Any ideas what could be causing this failure?

The problem was that my cluster was made with C5 nodes. C5 and M5 nodes follow a different naming convention (NVMe), and the naming is not recognised.
Recreate the cluster with t2 type nodes.

Yeah, that is a very, very well known problem with AWS and kubernetes. Most often it is caused by a stale directory on another Node causing the EBS volume to still be "in use" from the other Node's perspective, and thus the Linux machine will not turn loose of the device when requested by the AWS API. You will see plenty of chatter about that in both kubelet.service journals, on the machine with the EBS and the machine that wants the EBS.
It has been my experience that only ssh-ing into the Node where the EBS volume is currently attached, finding the mount(s), unmounting them, and then waiting for the exponential back-off timer to expire will solve that :-(
The hand-waving version is:
## cleaning up stale docker containers might not be a terrible idea
docker rm $(docker ps -aq -f status=exited)

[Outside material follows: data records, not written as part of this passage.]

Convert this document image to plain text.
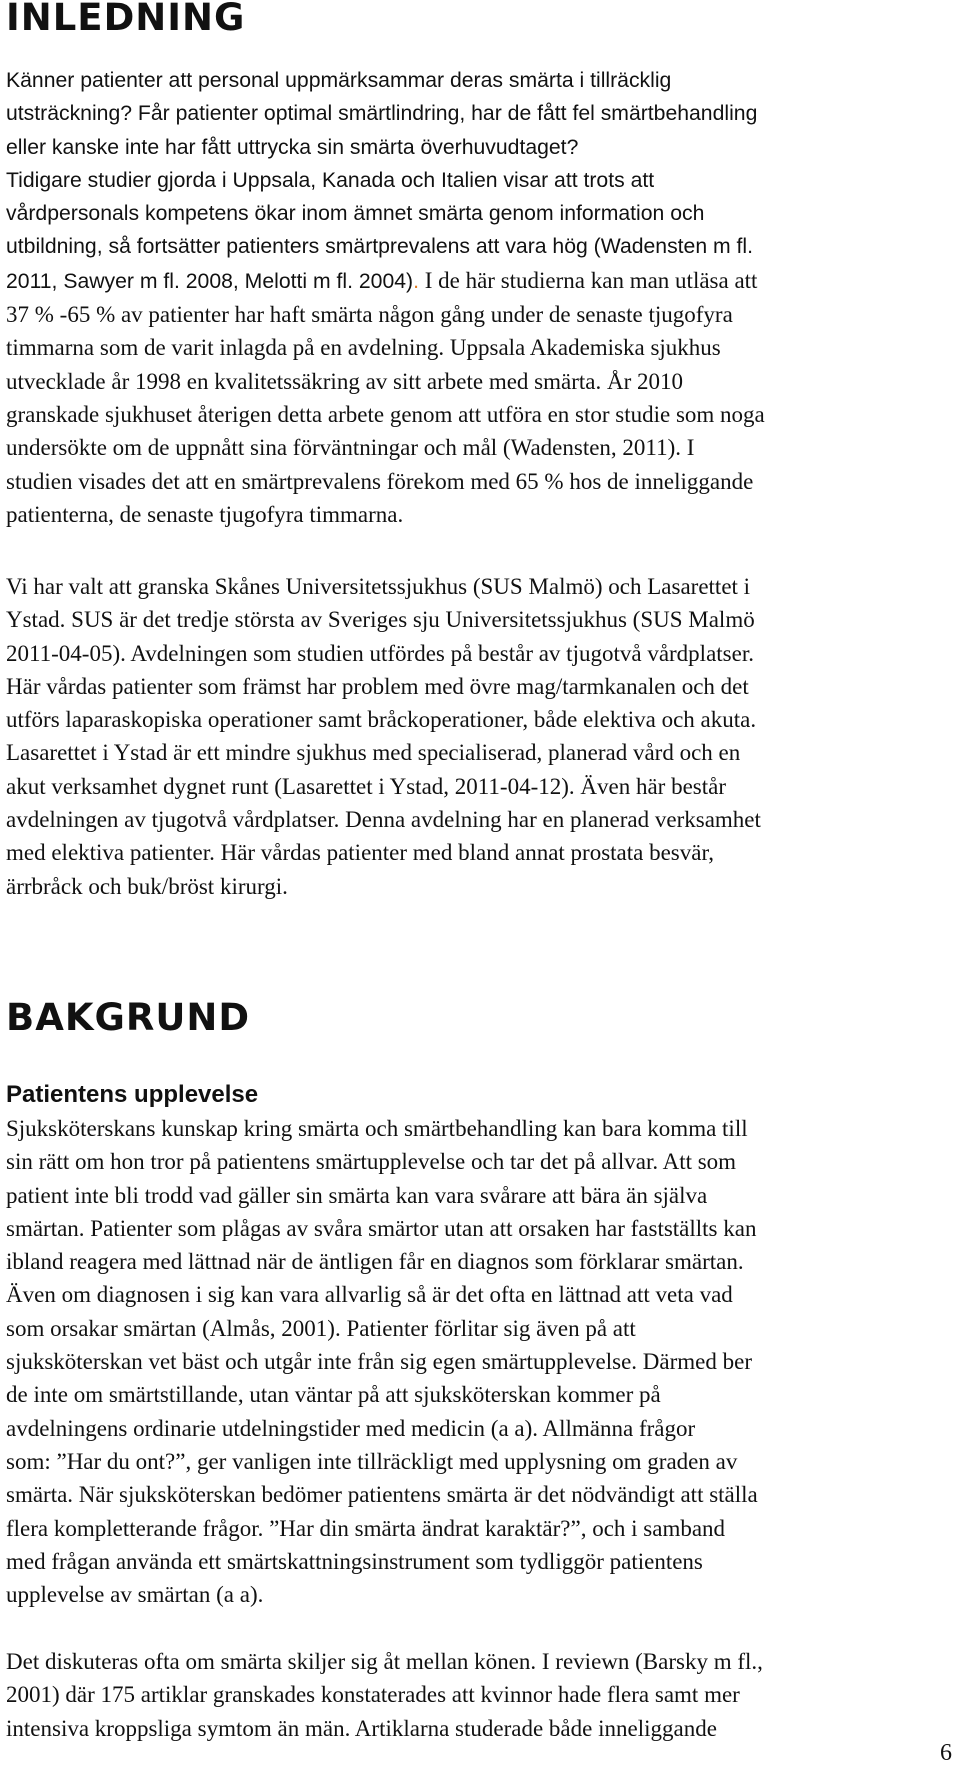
INLEDNING
Känner patienter att personal uppmärksammar deras smärta i tillräcklig
utsträckning? Får patienter optimal smärtlindring, har de fått fel smärtbehandling
eller kanske inte har fått uttrycka sin smärta överhuvudtaget?
Tidigare studier gjorda i Uppsala, Kanada och Italien visar att trots att
vårdpersonals kompetens ökar inom ämnet smärta genom information och
utbildning, så fortsätter patienters smärtprevalens att vara hög (Wadensten m fl.
2011, Sawyer m fl. 2008, Melotti m fl. 2004). I de här studierna kan man utläsa att
37 % -65 % av patienter har haft smärta någon gång under de senaste tjugofyra
timmarna som de varit inlagda på en avdelning. Uppsala Akademiska sjukhus
utvecklade år 1998 en kvalitetssäkring av sitt arbete med smärta. År 2010
granskade sjukhuset återigen detta arbete genom att utföra en stor studie som noga
undersökte om de uppnått sina förväntningar och mål (Wadensten, 2011). I
studien visades det att en smärtprevalens förekom med 65 % hos de inneliggande
patienterna, de senaste tjugofyra timmarna.
Vi har valt att granska Skånes Universitetssjukhus (SUS Malmö) och Lasarettet i
Ystad. SUS är det tredje största av Sveriges sju Universitetssjukhus (SUS Malmö
2011-04-05). Avdelningen som studien utfördes på består av tjugotvå vårdplatser.
Här vårdas patienter som främst har problem med övre mag/tarmkanalen och det
utförs laparaskopiska operationer samt bråckoperationer, både elektiva och akuta.
Lasarettet i Ystad är ett mindre sjukhus med specialiserad, planerad vård och en
akut verksamhet dygnet runt (Lasarettet i Ystad, 2011-04-12). Även här består
avdelningen av tjugotvå vårdplatser. Denna avdelning har en planerad verksamhet
med elektiva patienter. Här vårdas patienter med bland annat prostata besvär,
ärrbråck och buk/bröst kirurgi.
BAKGRUND
Patientens upplevelse
Sjuksköterskans kunskap kring smärta och smärtbehandling kan bara komma till
sin rätt om hon tror på patientens smärtupplevelse och tar det på allvar. Att som
patient inte bli trodd vad gäller sin smärta kan vara svårare att bära än själva
smärtan. Patienter som plågas av svåra smärtor utan att orsaken har fastställts kan
ibland reagera med lättnad när de äntligen får en diagnos som förklarar smärtan.
Även om diagnosen i sig kan vara allvarlig så är det ofta en lättnad att veta vad
som orsakar smärtan (Almås, 2001). Patienter förlitar sig även på att
sjuksköterskan vet bäst och utgår inte från sig egen smärtupplevelse. Därmed ber
de inte om smärtstillande, utan väntar på att sjuksköterskan kommer på
avdelningens ordinarie utdelningstider med medicin (a a). Allmänna frågor
som: ”Har du ont?”, ger vanligen inte tillräckligt med upplysning om graden av
smärta. När sjuksköterskan bedömer patientens smärta är det nödvändigt att ställa
flera kompletterande frågor. ”Har din smärta ändrat karaktär?”, och i samband
med frågan använda ett smärtskattningsinstrument som tydliggör patientens
upplevelse av smärtan (a a).
Det diskuteras ofta om smärta skiljer sig åt mellan könen. I reviewn (Barsky m fl.,
2001) där 175 artiklar granskades konstaterades att kvinnor hade flera samt mer
intensiva kroppsliga symtom än män. Artiklarna studerade både inneliggande
6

## identify any (and there could very well be multiple) mounts
## of the EBS device-name
mount | awk '/dev\/xvdf/ {print $2}' | xargs umount
## or sometimes kubernetes will actually name the on-disk directory ebs~ so:
mount | awk '/ebs~something/{print $2}' | xargs umount
You may experience some success involving lsof in that process, too, but hopefully(!) cleaning up the exited containers will remove the need for such a thing.